Stop right there and throw sand on the rest. You are getting too caught up in a future that may or may not even happen. Stay grounded in the present. Also the odds of any individual having significant impact in any given field is tiny so don’t let that deter you from learning new things.


I’d say you have two priorities, one in the short term, and another for the long term. For the short term, it’s a coin toss: we all thought drivers would be as obsolete as elevator operators by now and, yet, AI seems to pose a bigger threat to lawyers and graphic artists than to drivers right now.

For the long run, my best suggestion is to get into politics and political activism, and push, HARD, for UBI and welfare state policies, as well as inequality reduction efforts. This way, when the first fails (and it eventually will), you and everyone else is covered.

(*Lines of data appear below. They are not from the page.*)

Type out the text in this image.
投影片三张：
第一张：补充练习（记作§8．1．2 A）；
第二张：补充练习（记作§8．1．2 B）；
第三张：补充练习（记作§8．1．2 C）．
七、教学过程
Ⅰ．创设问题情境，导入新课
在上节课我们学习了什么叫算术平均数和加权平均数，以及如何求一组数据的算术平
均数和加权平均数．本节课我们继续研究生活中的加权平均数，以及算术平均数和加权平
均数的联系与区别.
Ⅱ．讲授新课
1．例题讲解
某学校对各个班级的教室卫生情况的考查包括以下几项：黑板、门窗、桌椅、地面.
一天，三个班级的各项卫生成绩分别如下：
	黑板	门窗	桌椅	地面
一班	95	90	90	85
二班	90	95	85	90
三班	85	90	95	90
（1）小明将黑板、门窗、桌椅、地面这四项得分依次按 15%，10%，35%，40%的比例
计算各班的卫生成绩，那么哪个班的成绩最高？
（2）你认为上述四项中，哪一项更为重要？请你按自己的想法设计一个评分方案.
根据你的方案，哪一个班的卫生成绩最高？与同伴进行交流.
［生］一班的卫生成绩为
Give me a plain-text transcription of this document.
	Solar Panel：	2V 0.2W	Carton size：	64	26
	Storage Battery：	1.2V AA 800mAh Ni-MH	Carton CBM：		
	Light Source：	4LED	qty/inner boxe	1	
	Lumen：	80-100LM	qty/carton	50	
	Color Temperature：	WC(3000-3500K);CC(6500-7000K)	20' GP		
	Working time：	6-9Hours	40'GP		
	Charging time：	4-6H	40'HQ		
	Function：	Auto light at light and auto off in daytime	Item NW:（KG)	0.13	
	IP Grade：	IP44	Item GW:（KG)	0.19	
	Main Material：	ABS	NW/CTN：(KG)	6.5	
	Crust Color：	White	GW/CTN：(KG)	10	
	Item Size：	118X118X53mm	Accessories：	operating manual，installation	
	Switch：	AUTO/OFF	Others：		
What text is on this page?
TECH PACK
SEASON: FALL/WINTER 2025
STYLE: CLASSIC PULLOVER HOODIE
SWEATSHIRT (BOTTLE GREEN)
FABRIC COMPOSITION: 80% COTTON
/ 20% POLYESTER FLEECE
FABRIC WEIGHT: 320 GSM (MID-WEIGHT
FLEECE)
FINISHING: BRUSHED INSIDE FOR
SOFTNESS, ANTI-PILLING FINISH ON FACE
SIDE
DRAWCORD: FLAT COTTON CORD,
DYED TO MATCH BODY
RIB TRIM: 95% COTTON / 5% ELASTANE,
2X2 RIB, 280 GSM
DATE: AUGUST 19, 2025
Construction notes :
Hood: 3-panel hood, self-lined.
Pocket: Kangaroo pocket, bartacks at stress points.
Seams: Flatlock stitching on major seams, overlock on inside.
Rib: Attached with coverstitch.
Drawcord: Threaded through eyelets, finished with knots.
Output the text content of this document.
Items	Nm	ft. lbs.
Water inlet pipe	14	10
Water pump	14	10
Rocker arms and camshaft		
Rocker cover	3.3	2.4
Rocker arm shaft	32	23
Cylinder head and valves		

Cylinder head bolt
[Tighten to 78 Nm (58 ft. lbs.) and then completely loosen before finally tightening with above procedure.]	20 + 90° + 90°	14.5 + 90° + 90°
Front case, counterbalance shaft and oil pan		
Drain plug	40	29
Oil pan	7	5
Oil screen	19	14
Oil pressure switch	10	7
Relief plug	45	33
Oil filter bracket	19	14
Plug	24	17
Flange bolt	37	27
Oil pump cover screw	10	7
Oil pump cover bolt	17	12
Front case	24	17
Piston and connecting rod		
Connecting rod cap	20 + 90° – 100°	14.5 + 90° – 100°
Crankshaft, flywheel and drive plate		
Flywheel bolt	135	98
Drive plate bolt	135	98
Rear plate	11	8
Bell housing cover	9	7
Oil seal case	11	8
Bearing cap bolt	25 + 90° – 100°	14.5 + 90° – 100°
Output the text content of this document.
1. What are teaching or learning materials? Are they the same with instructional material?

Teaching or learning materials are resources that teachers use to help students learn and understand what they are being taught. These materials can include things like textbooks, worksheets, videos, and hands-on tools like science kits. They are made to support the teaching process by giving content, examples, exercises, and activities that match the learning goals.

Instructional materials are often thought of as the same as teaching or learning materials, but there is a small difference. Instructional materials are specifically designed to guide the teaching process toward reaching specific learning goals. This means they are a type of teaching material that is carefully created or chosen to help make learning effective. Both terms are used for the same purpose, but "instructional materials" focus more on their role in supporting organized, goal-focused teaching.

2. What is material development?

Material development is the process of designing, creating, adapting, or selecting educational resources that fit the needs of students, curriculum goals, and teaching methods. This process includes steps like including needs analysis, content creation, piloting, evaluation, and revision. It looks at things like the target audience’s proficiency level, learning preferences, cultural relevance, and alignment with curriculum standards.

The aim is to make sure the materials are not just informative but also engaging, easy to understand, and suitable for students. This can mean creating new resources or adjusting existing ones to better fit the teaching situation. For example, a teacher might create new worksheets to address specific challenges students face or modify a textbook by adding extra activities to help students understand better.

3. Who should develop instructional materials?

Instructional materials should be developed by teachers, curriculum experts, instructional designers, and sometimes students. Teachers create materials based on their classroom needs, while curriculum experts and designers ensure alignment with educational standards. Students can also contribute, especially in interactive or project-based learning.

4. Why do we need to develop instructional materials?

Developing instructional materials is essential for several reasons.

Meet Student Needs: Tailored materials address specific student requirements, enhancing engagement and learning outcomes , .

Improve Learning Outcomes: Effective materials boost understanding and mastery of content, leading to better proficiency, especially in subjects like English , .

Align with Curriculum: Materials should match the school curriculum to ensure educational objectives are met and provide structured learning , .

For this case, let’s define the end of jobs, employment and hard work(=satisfaction?) as the doomsday;

If AI’s doomsday comes within a few years, there’s nothing much to do[0].

Assuming it’s not - we have a lot of work to do. Anyone can uniquely impact and contribute.

The jobs might slowly be replaced by an AI (like any tech), but it will create more jobs that require knowledge and flexibility.

A great read on focus: https://news.ycombinator.com/item?id=25466764

[0] Until a beginner will acquire the knowledge to solve such problem, it will happen already.


AI won't become self-improving any time soon because current tech requires millions of $ each time a new LLM gets trained. For AI to become self-improving it would have to first somehow capture almost all the wealth in the world for itself, and then put thousands of engineers to work. It would also need a way to know the new trained algorithm is indeed an improvement to itself, which means it would have to stay around for some time after the new LLM is trained. All of this means humans will be in the loop for the time being.